The bull lasted six more years delivering healthy returns after all. While still weaker than two previous bulls, from 1980s and 1990s, folks stopped complaining. Ten-year rolling returns recently became quite strong. Along the way, it persevered through various stages of quantitative easing, the taper tantrum, multiple mass shootings, proliferation of ETFs, a surprising presidential election result, BREXIT, the Greece bailout, Brazilian economic downturn, and global trade wars.
One signature characteristic was long periods of low volatility. By several measures, it was the lowest in decades, as described in “Historically Low Volatility.” In 2017, there was a stretch of 12 consecutive months with no drawdown in the S&P 500. None!
Until it all stopped suddenly with the CV-19 crisis, beginning Black Monday March 9. Over the next week, the S&P 500 would fall 10% or more on three different days. The fastest bear ever, based on daily returns, bringing attendant volatility not seen since the Great Depression.

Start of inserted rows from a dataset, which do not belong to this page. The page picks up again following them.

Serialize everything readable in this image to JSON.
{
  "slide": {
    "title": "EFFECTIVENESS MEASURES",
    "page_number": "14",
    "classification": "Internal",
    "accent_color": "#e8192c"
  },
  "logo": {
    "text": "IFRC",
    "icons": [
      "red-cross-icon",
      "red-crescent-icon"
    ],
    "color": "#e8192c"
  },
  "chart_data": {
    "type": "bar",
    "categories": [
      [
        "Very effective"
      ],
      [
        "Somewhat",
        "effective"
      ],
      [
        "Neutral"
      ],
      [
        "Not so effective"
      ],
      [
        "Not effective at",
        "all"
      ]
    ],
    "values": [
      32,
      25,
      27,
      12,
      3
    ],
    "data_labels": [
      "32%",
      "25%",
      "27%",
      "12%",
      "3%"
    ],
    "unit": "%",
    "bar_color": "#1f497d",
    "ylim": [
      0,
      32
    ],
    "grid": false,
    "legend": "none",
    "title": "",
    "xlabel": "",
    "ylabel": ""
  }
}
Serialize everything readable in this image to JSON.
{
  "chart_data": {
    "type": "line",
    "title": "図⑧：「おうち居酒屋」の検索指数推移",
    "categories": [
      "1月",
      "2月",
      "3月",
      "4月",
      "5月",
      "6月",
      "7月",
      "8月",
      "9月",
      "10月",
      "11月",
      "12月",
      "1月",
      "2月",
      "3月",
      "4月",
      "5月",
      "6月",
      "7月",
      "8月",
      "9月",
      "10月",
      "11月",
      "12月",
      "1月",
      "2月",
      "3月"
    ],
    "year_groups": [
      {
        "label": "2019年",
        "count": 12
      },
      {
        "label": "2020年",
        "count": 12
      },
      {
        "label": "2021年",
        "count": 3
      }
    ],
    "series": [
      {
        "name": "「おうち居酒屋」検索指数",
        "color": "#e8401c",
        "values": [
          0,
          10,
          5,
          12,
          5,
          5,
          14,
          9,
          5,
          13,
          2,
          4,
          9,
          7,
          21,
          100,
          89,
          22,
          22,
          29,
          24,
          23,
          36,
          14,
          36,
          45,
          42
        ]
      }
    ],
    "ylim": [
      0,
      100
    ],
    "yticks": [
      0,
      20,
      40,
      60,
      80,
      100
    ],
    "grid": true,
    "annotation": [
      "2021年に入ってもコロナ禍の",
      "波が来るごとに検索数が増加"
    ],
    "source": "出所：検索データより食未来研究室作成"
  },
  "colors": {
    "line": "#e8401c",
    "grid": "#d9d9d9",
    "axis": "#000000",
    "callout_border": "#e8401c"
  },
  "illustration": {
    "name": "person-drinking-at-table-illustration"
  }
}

At MFO, we track to month ending levels. And, given a strong bounce, the month ending drawdown from the last peak (in December) was just shy of the formal bear territory threshold at -19.7%. The distinction may be mute. (The Russell 2000, more indicative of breath of hemorrhage, is down 31% month-ending.) So, with a bit of cautious presumption, here’s a graphical presentation of performance for each of the five cycles dating back to the Vietnam War.
The period holds five market cycles, the last now complete, each cycle comprising a bear and bull market, defined as a 20% move down from previous peak or trough, respectively. It is an update of a similar graph presented in the 2014 article.
Similarly, here’s an update of the comparative table, depicting the dramatic differences between the two great bull markets at the end of the last century with the first two of the new century. Note that the excess return (levels above “risk-free”) of the last cycle were actually quite high.
In retrospect, Bull No. 5 turned out to be quite sweet.
I’d take it back in a New York minute.